Marcel Duchamp, Fountain

Dada kann eine schwer einzugrenzende Bewegung sein, weil die Werke der Künstler so vielfältig sind. Die Bewegung entstand in der Schweiz während des Ersten Weltkriegs und ist revolutionär für ihre Bemühungen, Werke zu schaffen, die nicht unbedingt ästhetisch ansprechend sind. Ihr Anliegen war es vielmehr, die kapitalistische Gesellschaft und ihre Werte zu hinterfragen.

Dadaistische Künstler benutzten beispielsweise Readymades - alltägliche Objekte, die als Kunstwerke verwendet wurden - um die Rolle des Künstlers in der Kreativität zu hinterfragen. Dada hatte einen tiefgreifenden Einfluss auf andere nachfolgende avantgardistische Bewegungen wie den Fluxus.

Surrealismus

Die Beständigkeit der Erinnerung

Salvador Dalí, Die Beständigkeit der Erinnerung | Foto: Neil R / Flickr.com / CC BY-NC 2.0

Der Surrealismus ist ein höchst experimentelles Phänomen, das auf den Prinzipien des Unterbewusstseins basiert und einer literaturwissenschaftlichen Technik des "Automatismus" entlehnt ist.

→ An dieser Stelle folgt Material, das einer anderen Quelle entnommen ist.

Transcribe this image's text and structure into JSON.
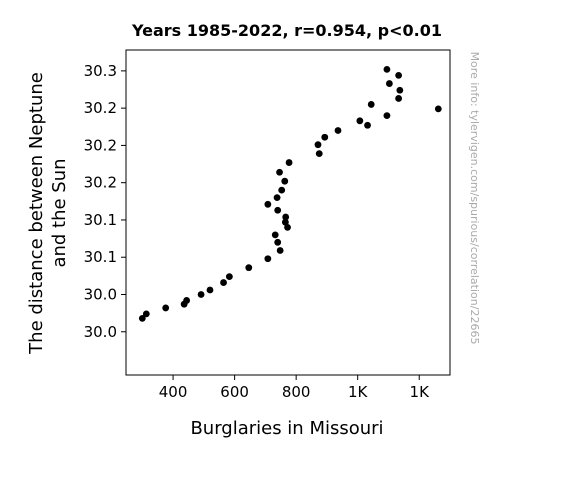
{
  "chart_data": {
    "type": "scatter",
    "title": "Years 1985-2022, r=0.954, p<0.01",
    "xlabel": "Burglaries in Missouri",
    "ylabel_lines": [
      "The distance between Neptune",
      "and the Sun"
    ],
    "watermark": "More info: tylervigen.com/spurious/correlation/22665",
    "xlim": [
      247,
      1300
    ],
    "ylim": [
      29.892,
      30.328
    ],
    "x_ticks": [
      {
        "value": 400,
        "label": "400"
      },
      {
        "value": 600,
        "label": "600"
      },
      {
        "value": 800,
        "label": "800"
      },
      {
        "value": 1000,
        "label": "1K"
      },
      {
        "value": 1200,
        "label": "1K"
      }
    ],
    "y_ticks": [
      {
        "value": 29.95,
        "label": "30.0"
      },
      {
        "value": 30.0,
        "label": "30.0"
      },
      {
        "value": 30.05,
        "label": "30.1"
      },
      {
        "value": 30.1,
        "label": "30.1"
      },
      {
        "value": 30.15,
        "label": "30.2"
      },
      {
        "value": 30.2,
        "label": "30.2"
      },
      {
        "value": 30.25,
        "label": "30.2"
      },
      {
        "value": 30.3,
        "label": "30.3"
      }
    ],
    "point_color": "#000000",
    "points": [
      {
        "x": 1095,
        "y": 30.302
      },
      {
        "x": 1133,
        "y": 30.294
      },
      {
        "x": 1103,
        "y": 30.283
      },
      {
        "x": 1137,
        "y": 30.274
      },
      {
        "x": 1133,
        "y": 30.263
      },
      {
        "x": 1044,
        "y": 30.255
      },
      {
        "x": 1262,
        "y": 30.249
      },
      {
        "x": 1095,
        "y": 30.24
      },
      {
        "x": 1007,
        "y": 30.233
      },
      {
        "x": 1032,
        "y": 30.227
      },
      {
        "x": 936,
        "y": 30.22
      },
      {
        "x": 893,
        "y": 30.211
      },
      {
        "x": 871,
        "y": 30.201
      },
      {
        "x": 875,
        "y": 30.189
      },
      {
        "x": 777,
        "y": 30.177
      },
      {
        "x": 746,
        "y": 30.164
      },
      {
        "x": 763,
        "y": 30.152
      },
      {
        "x": 753,
        "y": 30.14
      },
      {
        "x": 738,
        "y": 30.13
      },
      {
        "x": 708,
        "y": 30.121
      },
      {
        "x": 740,
        "y": 30.113
      },
      {
        "x": 766,
        "y": 30.104
      },
      {
        "x": 765,
        "y": 30.097
      },
      {
        "x": 772,
        "y": 30.09
      },
      {
        "x": 732,
        "y": 30.08
      },
      {
        "x": 740,
        "y": 30.07
      },
      {
        "x": 748,
        "y": 30.059
      },
      {
        "x": 708,
        "y": 30.048
      },
      {
        "x": 646,
        "y": 30.036
      },
      {
        "x": 583,
        "y": 30.024
      },
      {
        "x": 564,
        "y": 30.016
      },
      {
        "x": 520,
        "y": 30.006
      },
      {
        "x": 491,
        "y": 30.0
      },
      {
        "x": 444,
        "y": 29.992
      },
      {
        "x": 436,
        "y": 29.987
      },
      {
        "x": 376,
        "y": 29.982
      },
      {
        "x": 313,
        "y": 29.974
      },
      {
        "x": 300,
        "y": 29.968
      }
    ]
  }
}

Dieser Bruch mit der Realität gab Surrealisten wie Salvador Dalí und Man Ray völlige kreative Freiheit, da sie sich nicht mehr von akademischen Prinzipien leiten ließen. Die traumartige Szenerie ihrer Kunst verbindet realistische Darstellungen mit phantastischen Motiven.

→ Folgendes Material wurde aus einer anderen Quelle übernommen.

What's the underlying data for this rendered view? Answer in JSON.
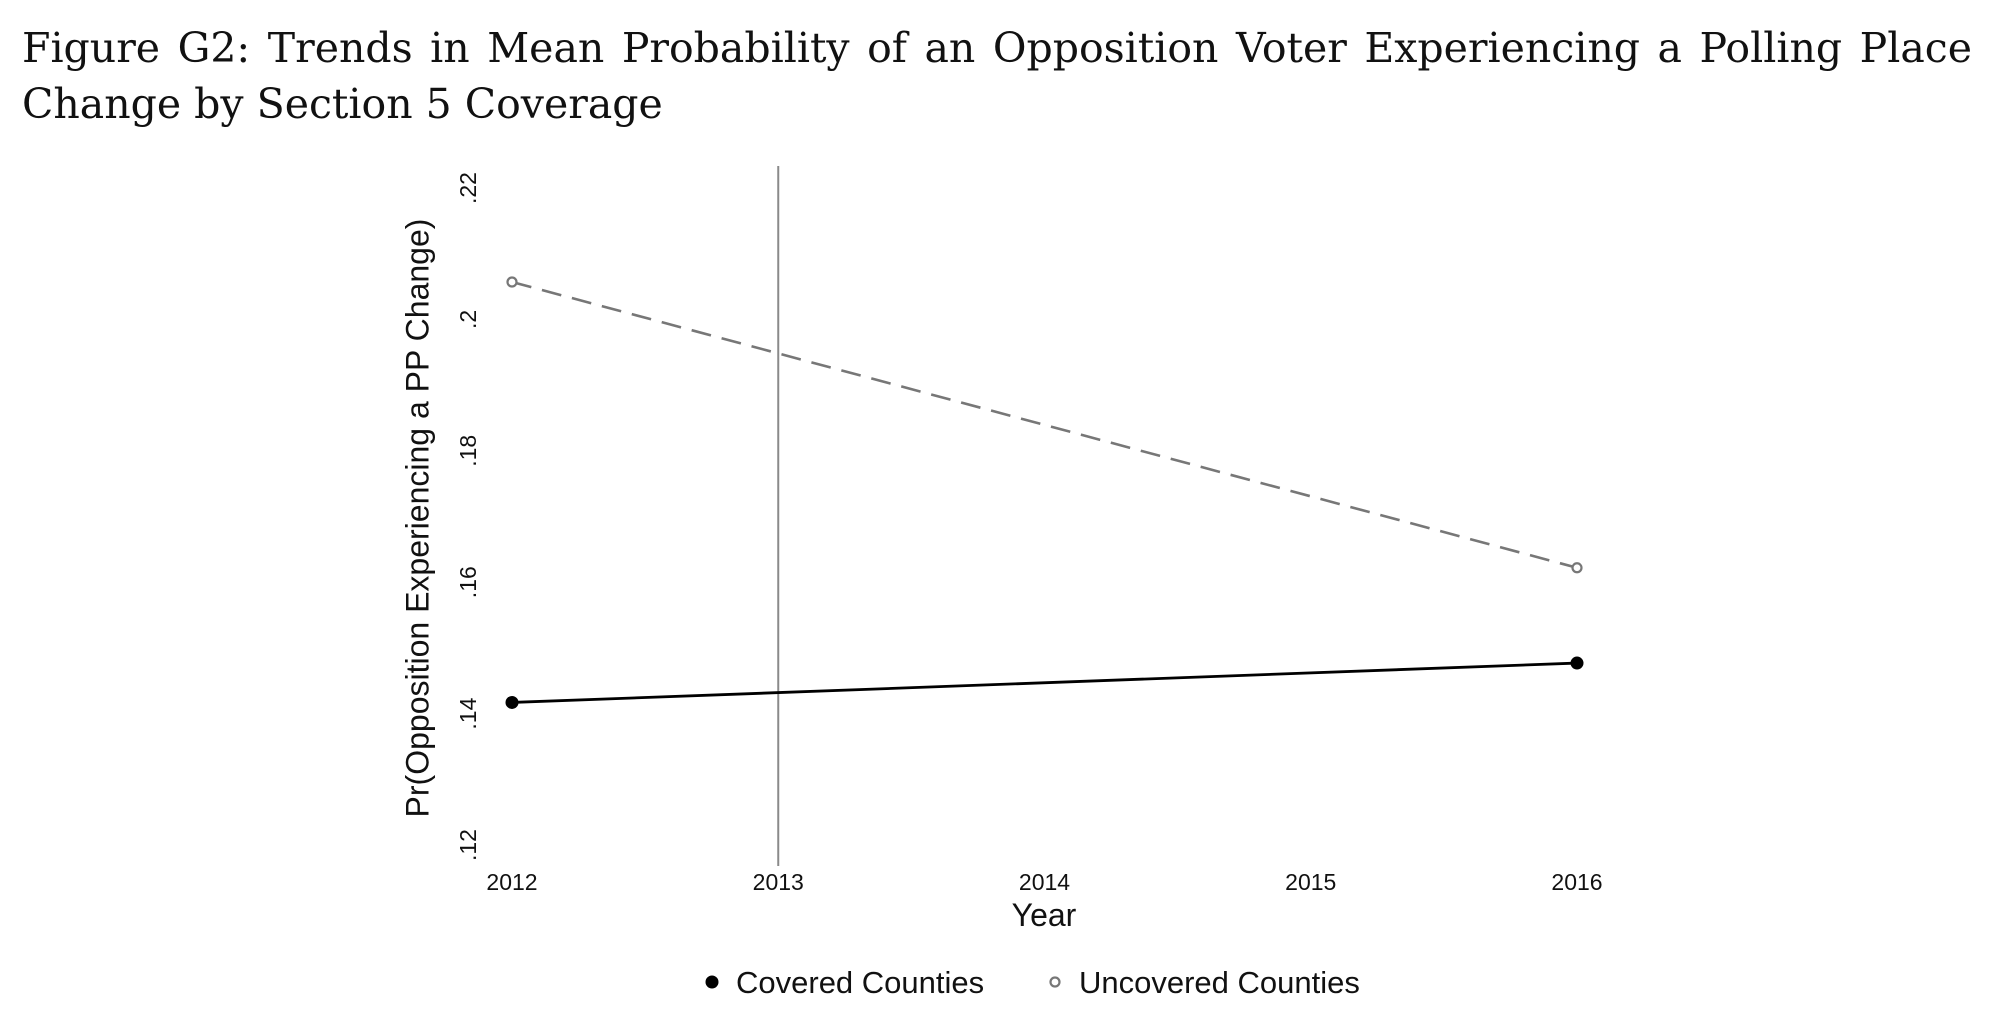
{
  "figure": {
    "title": "Figure G2: Trends in Mean Probability of an Opposition Voter Experiencing a Polling Place Change by Section 5 Coverage"
  },
  "chart_data": {
    "type": "line",
    "title": "",
    "xlabel": "Year",
    "ylabel": "Pr(Opposition Experiencing a PP Change)",
    "x": [
      2012,
      2016
    ],
    "xticks": [
      2012,
      2013,
      2014,
      2015,
      2016
    ],
    "xtick_labels": [
      "2012",
      "2013",
      "2014",
      "2015",
      "2016"
    ],
    "yticks": [
      0.12,
      0.14,
      0.16,
      0.18,
      0.2,
      0.22
    ],
    "ytick_labels": [
      ".12",
      ".14",
      ".16",
      ".18",
      ".2",
      ".22"
    ],
    "xlim": [
      2012,
      2016
    ],
    "ylim": [
      0.12,
      0.22
    ],
    "grid": false,
    "reference_line_x": 2013,
    "legend_position": "bottom",
    "series": [
      {
        "name": "Covered Counties",
        "values": [
          0.142,
          0.148
        ],
        "color": "#000000",
        "line_style": "solid",
        "marker": "filled-circle"
      },
      {
        "name": "Uncovered Counties",
        "values": [
          0.206,
          0.1625
        ],
        "color": "#777777",
        "line_style": "dashed",
        "marker": "hollow-circle"
      }
    ]
  }
}
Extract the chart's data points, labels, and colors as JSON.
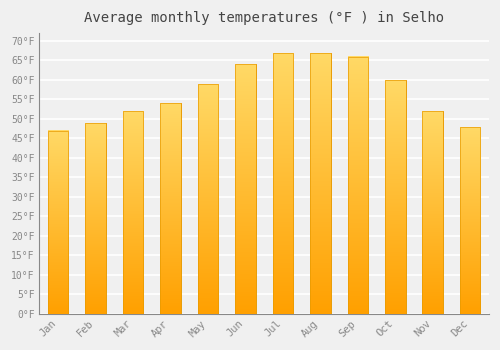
{
  "months": [
    "Jan",
    "Feb",
    "Mar",
    "Apr",
    "May",
    "Jun",
    "Jul",
    "Aug",
    "Sep",
    "Oct",
    "Nov",
    "Dec"
  ],
  "values": [
    47,
    49,
    52,
    54,
    59,
    64,
    67,
    67,
    66,
    60,
    52,
    48
  ],
  "bar_color_top": "#FFD966",
  "bar_color_bottom": "#FFA500",
  "bar_edge_color": "#E89A00",
  "title": "Average monthly temperatures (°F ) in Selho",
  "title_fontsize": 10,
  "ylabel_ticks": [
    0,
    5,
    10,
    15,
    20,
    25,
    30,
    35,
    40,
    45,
    50,
    55,
    60,
    65,
    70
  ],
  "ylim": [
    0,
    72
  ],
  "background_color": "#f0f0f0",
  "plot_bg_color": "#f0f0f0",
  "grid_color": "#ffffff",
  "tick_label_color": "#888888",
  "title_color": "#444444",
  "bar_width": 0.55
}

Die Surrealisten waren auch dafür bekannt, dass sie sich in vielen künstlerische Medien versuchten, von der Malerei und Bildhauerei bis zur Fotografie und dem Film.

Fluxus

Fluxus_Pak

Nam June Paik – Random Access Music | Foto: Sascha Pohflepp / Flickr / CC BY 2.0

Fluxus entwickelte sich in den 1960er und 1970er Jahren und kann als interdisziplinäre Bewegung bezeichnet werden, an der Künstler, Designer, Komponisten und Dichter mitgewirkt haben. Der Fluxus wurde maßgeblich vom Dadaismus beeinflusst.

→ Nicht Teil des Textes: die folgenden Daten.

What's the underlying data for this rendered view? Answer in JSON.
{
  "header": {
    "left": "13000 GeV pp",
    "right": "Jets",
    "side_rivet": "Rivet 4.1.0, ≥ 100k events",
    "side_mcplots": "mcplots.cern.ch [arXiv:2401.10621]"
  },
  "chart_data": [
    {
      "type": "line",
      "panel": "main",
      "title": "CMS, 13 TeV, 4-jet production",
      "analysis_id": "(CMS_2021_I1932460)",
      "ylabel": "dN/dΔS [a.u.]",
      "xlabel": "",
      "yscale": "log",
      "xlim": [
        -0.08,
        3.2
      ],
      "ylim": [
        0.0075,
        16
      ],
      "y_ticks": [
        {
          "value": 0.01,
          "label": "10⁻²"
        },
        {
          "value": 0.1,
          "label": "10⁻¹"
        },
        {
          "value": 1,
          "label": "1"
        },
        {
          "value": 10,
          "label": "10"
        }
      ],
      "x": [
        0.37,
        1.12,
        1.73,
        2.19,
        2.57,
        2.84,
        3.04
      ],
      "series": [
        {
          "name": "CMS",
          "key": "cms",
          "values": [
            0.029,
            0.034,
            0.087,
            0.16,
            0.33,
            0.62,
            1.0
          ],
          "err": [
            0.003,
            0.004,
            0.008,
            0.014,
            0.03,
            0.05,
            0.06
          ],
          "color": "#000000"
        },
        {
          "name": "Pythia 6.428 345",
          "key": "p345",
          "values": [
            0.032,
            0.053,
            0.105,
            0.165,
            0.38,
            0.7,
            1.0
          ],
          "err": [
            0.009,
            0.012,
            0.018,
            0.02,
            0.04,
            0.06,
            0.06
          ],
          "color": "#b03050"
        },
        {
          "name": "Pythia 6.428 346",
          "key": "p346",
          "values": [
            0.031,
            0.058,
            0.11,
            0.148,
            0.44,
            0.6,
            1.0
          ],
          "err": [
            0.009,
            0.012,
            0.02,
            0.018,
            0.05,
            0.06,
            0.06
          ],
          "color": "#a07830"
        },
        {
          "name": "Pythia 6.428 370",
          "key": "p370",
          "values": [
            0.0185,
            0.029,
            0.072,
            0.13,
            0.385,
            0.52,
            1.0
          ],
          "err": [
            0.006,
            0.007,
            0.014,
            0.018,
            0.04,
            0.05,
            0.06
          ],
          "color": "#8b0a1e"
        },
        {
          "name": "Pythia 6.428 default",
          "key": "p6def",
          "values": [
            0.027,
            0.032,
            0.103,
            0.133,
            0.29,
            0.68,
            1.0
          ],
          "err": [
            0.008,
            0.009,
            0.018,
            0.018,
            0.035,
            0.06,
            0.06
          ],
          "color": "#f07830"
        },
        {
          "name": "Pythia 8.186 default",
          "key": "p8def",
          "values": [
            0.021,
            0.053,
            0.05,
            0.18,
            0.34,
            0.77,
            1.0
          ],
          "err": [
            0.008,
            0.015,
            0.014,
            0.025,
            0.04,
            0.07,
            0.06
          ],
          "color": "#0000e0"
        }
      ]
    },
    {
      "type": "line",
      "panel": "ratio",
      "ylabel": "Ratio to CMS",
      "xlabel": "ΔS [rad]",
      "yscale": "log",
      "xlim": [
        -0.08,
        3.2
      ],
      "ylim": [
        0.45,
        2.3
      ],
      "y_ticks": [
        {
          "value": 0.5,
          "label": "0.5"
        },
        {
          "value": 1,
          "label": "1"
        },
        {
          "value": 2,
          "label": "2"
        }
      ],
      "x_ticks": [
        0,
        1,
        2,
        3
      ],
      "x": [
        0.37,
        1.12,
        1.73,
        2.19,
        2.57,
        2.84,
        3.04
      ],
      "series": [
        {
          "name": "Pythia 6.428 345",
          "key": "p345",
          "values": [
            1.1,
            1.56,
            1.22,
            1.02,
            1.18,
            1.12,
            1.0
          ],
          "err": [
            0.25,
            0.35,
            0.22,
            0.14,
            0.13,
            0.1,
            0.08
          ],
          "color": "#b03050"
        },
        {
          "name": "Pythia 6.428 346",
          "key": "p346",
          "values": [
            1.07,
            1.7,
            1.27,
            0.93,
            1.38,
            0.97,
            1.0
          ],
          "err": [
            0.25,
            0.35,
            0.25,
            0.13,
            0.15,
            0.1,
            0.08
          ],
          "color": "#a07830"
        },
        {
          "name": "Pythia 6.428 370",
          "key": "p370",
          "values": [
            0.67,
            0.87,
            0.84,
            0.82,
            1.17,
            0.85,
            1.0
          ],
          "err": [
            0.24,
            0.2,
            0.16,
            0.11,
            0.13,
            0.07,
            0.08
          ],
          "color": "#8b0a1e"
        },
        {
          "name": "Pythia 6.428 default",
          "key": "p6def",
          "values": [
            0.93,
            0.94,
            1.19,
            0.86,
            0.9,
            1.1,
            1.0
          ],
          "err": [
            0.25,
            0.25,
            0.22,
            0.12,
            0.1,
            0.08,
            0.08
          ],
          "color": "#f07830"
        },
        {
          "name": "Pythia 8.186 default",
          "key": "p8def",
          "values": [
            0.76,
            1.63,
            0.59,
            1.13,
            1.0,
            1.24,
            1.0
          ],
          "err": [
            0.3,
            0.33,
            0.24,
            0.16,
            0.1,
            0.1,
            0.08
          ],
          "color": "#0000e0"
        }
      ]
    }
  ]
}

Bekannt wurden die Mitglieder des Fluxus vor allem durch ihre beeindruckende, innovative Performancekunst, die durch die Zusammenarbeit verschiedener Künstlergattungen die Interaktion zwischen dem Publikum und dem Vorgeführten in den Vordergrund stellten. Das fertige Produkt war weniger wichtig als der Weg dorthin und die Art und Weise, wie das Publikum emotional angesprochen wurde.